His thoughts tried their honest best to be filled with her, and only her. She was beautiful, and brunette, and soft, and honest, and nice, and he
wanted
her.

But of course, his thoughts already had a very concrete appointment with much, much older desires than any newly springing wells of affection for Olivia Martin. Try as he might to silence them, all his brain really wanted to focus on was having another drink.

And so, even though he wasn't sure he wanted to—in fact, he was pretty sure he would hate himself for doing it—he planned his escape, bit by bit.

Shane found his opportunity to leave just as Rawls had said, when the orderlies changed posts. He had a distraction planned—accidentally spilling the coffee or something similar—but it ended up not being necessary. There was a football game on, and everyone was glued to the television—kept on for an extra half-hour to watch the fourth quarter.

Sports, Shane guessed, were as good of an escape as any if you didn’t have any drugs available.

Maybe he’d find out soon. But not until after tonight. He snuck out through the front door, and slipped out into the night. It was cool—but not so cold. His flannel sweater kept him warm enough, and a drink would warm him up plenty.

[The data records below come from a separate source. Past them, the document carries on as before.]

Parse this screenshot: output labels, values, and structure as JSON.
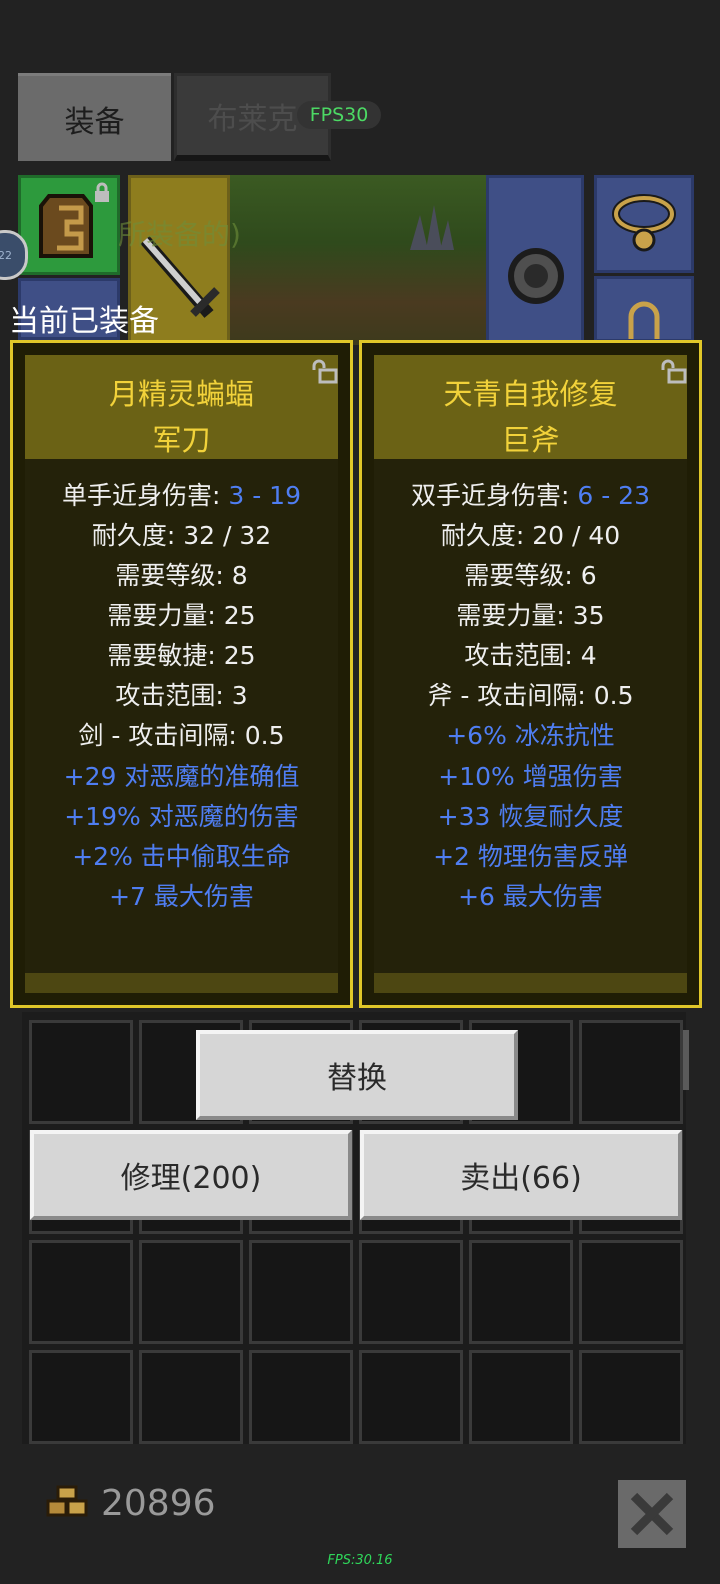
{
  "tabs": {
    "equipment": "装备",
    "blake": "布莱克"
  },
  "fps_badge": "FPS30",
  "ghost_text": "所装备的)",
  "left_badge": "22",
  "equipped_label": "当前已装备",
  "cards": [
    {
      "name_line1": "月精灵蝙蝠",
      "name_line2": "军刀",
      "stats": [
        {
          "label": "单手近身伤害: ",
          "value": "3 - 19"
        },
        {
          "label": "耐久度: 32 / 32"
        },
        {
          "label": "需要等级: 8"
        },
        {
          "label": "需要力量: 25"
        },
        {
          "label": "需要敏捷: 25"
        },
        {
          "label": "攻击范围: 3"
        },
        {
          "label": "剑 - 攻击间隔: 0.5"
        }
      ],
      "mods": [
        "+29 对恶魔的准确值",
        "+19% 对恶魔的伤害",
        "+2% 击中偷取生命",
        "+7 最大伤害"
      ]
    },
    {
      "name_line1": "天青自我修复",
      "name_line2": "巨斧",
      "stats": [
        {
          "label": "双手近身伤害: ",
          "value": "6 - 23"
        },
        {
          "label": "耐久度: 20 / 40"
        },
        {
          "label": "需要等级: 6"
        },
        {
          "label": "需要力量: 35"
        },
        {
          "label": "攻击范围: 4"
        },
        {
          "label": "斧 - 攻击间隔: 0.5"
        }
      ],
      "mods": [
        "+6% 冰冻抗性",
        "+10% 增强伤害",
        "+33 恢复耐久度",
        "+2 物理伤害反弹",
        "+6 最大伤害"
      ]
    }
  ],
  "buttons": {
    "replace": "替换",
    "repair": "修理(200)",
    "sell": "卖出(66)"
  },
  "gold_amount": "20896",
  "fps_bottom": "FPS:30.16",
  "colors": {
    "card_border": "#e0c729",
    "item_name": "#f2d23a",
    "magic_stat": "#4f7ef2",
    "fps": "#2fd65a"
  }
}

This was a perfect time for a drink, he thought. A perfect time for one last drink, definitely. One last couple of drinks, he meant. One last good drunk, anyway. That would take more than just a drink or two. Just one good honest drunk, where he had the kind of night he wanted and he was in control of his pleasure. He just needed to eject it from his system, that was all. Once he did that...once he did that, he could really focus in on those burgeoning feelings of peace he felt when he was talking with Olivia.